Hemos utilizado en este blog todo tipo de calificativos para referirnos a diferentes personajes que gozan de un gran dosis de miserabilidad.
El tema es que por ahí, por haber exagerado en alguna oportunidad, a uno se le fueron acabando los adjetivos calificativos para algunos personajes. Pesonajes que merecen una categoría mas elevada de adjetivo peyorativo.
Me ha pasado en alguna oportunidad, estar en rueda con amigos y ver pasar una mina con formidables atributos. Es casi automático que la muchachada se larga a poner puntaje al objeto del deseo. Debo reconocer que siempre he sido pijotero para puntuar; por más entrable que esté la fémina.
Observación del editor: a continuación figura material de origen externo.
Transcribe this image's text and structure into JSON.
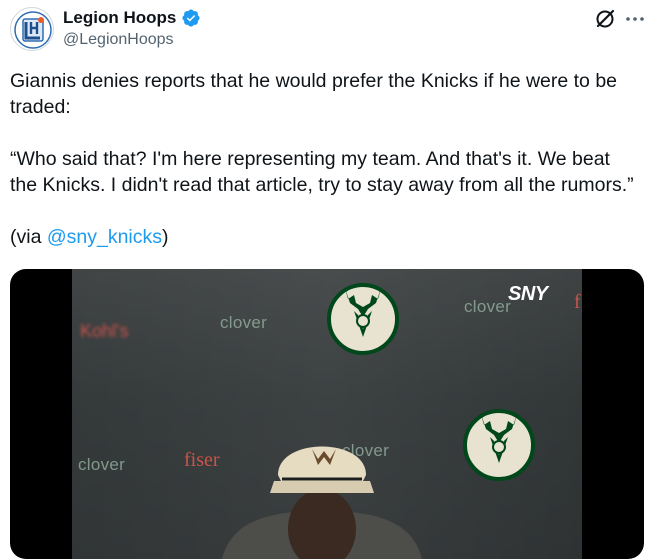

La razón por mí siempre esgrimida es la siguiente. Si yo a esta mina, le pongo un 10, que pasaría si por ejemplo me llego a cruzar con, digamos una Marcela Kloosterboer , la compañera Carla Conte o Delfina Gerez Bosco, que les pongo, un 400???
Entonces decidí pijotear a la hora de calificar minas.
Si hubiese tenido para los despreciables la misma conducta que para las minas, no me hubiese pasado lo que me pasa ahora. Es que en el menú de adjetivos, no encuentro uno lo suficientemente fuerte para calificar al nuevo columnista de La Nazi-ón el señor Carlos M. Reymundo Roberts.
Dice este señor en su columna de hoy titulada "¡Cuidado con el golpe!":
"A estas alturas ya podemos afirmar, sin lugar a dudas, que golpes, lo que se dice golpes, eran los de antes. Algunos incluso llegaban a ser revoluciones. Hoy, por fortuna, esa especie se ha degradado, y a tal punto la cosa perdió glamour que al pobre Correa, en Ecuador, se le acaban de animar diez o veinte policías. Policías tan ligeritos de todo que, a falta de un cuartel o de un avión, retuvieron al presidente en un hospital, por lo que pasará a la historia como "el golpe de las enfermeras"."Leer nota completa
Se entiende porque me quedé sin un mísero adjetivo para calificar a este hombre?